Il n'y aurait que deux hommes. Un Père et un père. Un face à face. Un règlement de mots. Une boucherie à propos du désir de l'un et de l'interdit de l'autre. De frayeurs d'homme, en somme. Il y aurait mes peurs anciennes d'enfant lorsque l'ombre me couvrait de nuit et de larmes. Il y aurait mes angoisses de père plus tard - et cette infirmité de ne jamais pouvoir protéger tout à fait ceux qu'on aime. Il y aurait aussi ce que notre part humaine compte de plus cannibale et de plus désespéré.

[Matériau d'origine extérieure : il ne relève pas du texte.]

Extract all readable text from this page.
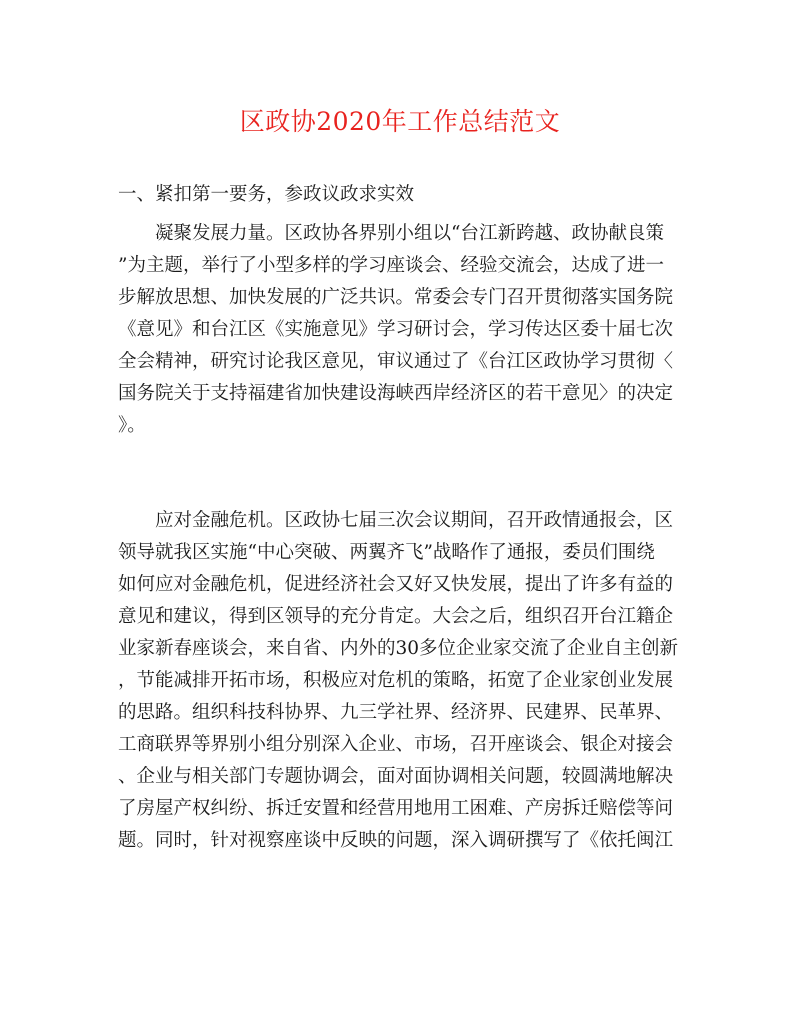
区政协2020年工作总结范文
一、紧扣第一要务，参政议政求实效
凝聚发展力量。区政协各界别小组以“台江新跨越、政协献良策
”为主题，举行了小型多样的学习座谈会、经验交流会，达成了进一
步解放思想、加快发展的广泛共识。常委会专门召开贯彻落实国务院
《意见》和台江区《实施意见》学习研讨会，学习传达区委十届七次
全会精神，研究讨论我区意见，审议通过了《台江区政协学习贯彻〈
国务院关于支持福建省加快建设海峡西岸经济区的若干意见〉的决定
》。
应对金融危机。区政协七届三次会议期间，召开政情通报会，区
领导就我区实施“中心突破、两翼齐飞”战略作了通报，委员们围绕
如何应对金融危机，促进经济社会又好又快发展，提出了许多有益的
意见和建议，得到区领导的充分肯定。大会之后，组织召开台江籍企
业家新春座谈会，来自省、内外的30多位企业家交流了企业自主创新
，节能减排开拓市场，积极应对危机的策略，拓宽了企业家创业发展
的思路。组织科技科协界、九三学社界、经济界、民建界、民革界、
工商联界等界别小组分别深入企业、市场，召开座谈会、银企对接会
、企业与相关部门专题协调会，面对面协调相关问题，较圆满地解决
了房屋产权纠纷、拆迁安置和经营用地用工困难、产房拆迁赔偿等问
题。同时，针对视察座谈中反映的问题，深入调研撰写了《依托闽江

Alors oui, lorsque, après avoir lu la brève quatrième de couverture, cette dame a reposé Mon Père sur la haute pile derssée devant moi au salon du livre de Vannes et qu'elle m'a dit "je ne le prends pas, c'est trop dur", j'ai su que j'étais parvenu au sommet de ma montagne, là où l'on est forcé de regarder en bas, regarder loin ; là où, sans avoir besoin de cligner des yeux, l'on voit tout - la cime des arbres comme les noirceurs qu'ils tentent de masquer, et dans la plaine les hommes qui fuient et au seuil des maisons les femmes qui pleurent. Ainsi, ce qui semblait être "dur" à ma visiteuse de Vannes, c'était de voir. Et donc de savoir. Voir et savoir le mal fait à nos enfants, nos faiblesses à les défendre, l'appétit des ogres. Je crois que tôt ou tard il faut montrer, il faut nommer, car l'imagination est sans fin lorsqu'elle se hasarde du côté du féroce. Je crois aussi, qu'en ces temps où la pensée est réglementée et, aux heures sombres du monde, la parole suspectée, il est du devoir de l'art de retrouver son rôle d'empêcheur de vivre en rond, de pousser les murs, de cogner, d'évoquer "cette sinistre nouvelle de ce qu'un homme a pu faire d'un autre homme". Il faut retrouver cette liberté essentielle qui consiste à parler de tout, à montrer tout, cette joie de donner la parole à ceux qui ne l'ont plus car leurs mots en eux sont restés enfouis, car les mots en eux ont été émiettés, et s'ils arrivent parfois, oh rarement, que quelques-uns parviennent enfin à leurs lèvres, ils ne sont pas cueillis, pas recueillis. Qui croit, qui entend un enfant qui dit "papa m'a fait du mal" ? Ou grand-père ? Mon grand frère ? Monsieur le curé ? Qui peut croire qu'un protecteur a pu devenir un bourreau ? Un effroi ?
Écrire, c'est écouter le monde, les vents chauds, les vents doux, mais aussi les tempêtes et les ouragans. C'est nommer pour empêcher l'oubli. C'est dire pour donner une vie.
Écrire, c'est enfin se dénuder pour habiller l'autre .
Voilà, chère lectrice vannetaise, ce que j'aurais voulu vous dire lorsque vous avez reposé Mon Père et que vous vous êtes éloignée, comme on s'écarte du chagrin d'un homme, ou d'une pierre qui brûle. Et vous dire merci, à vous qui avez osé ce livre.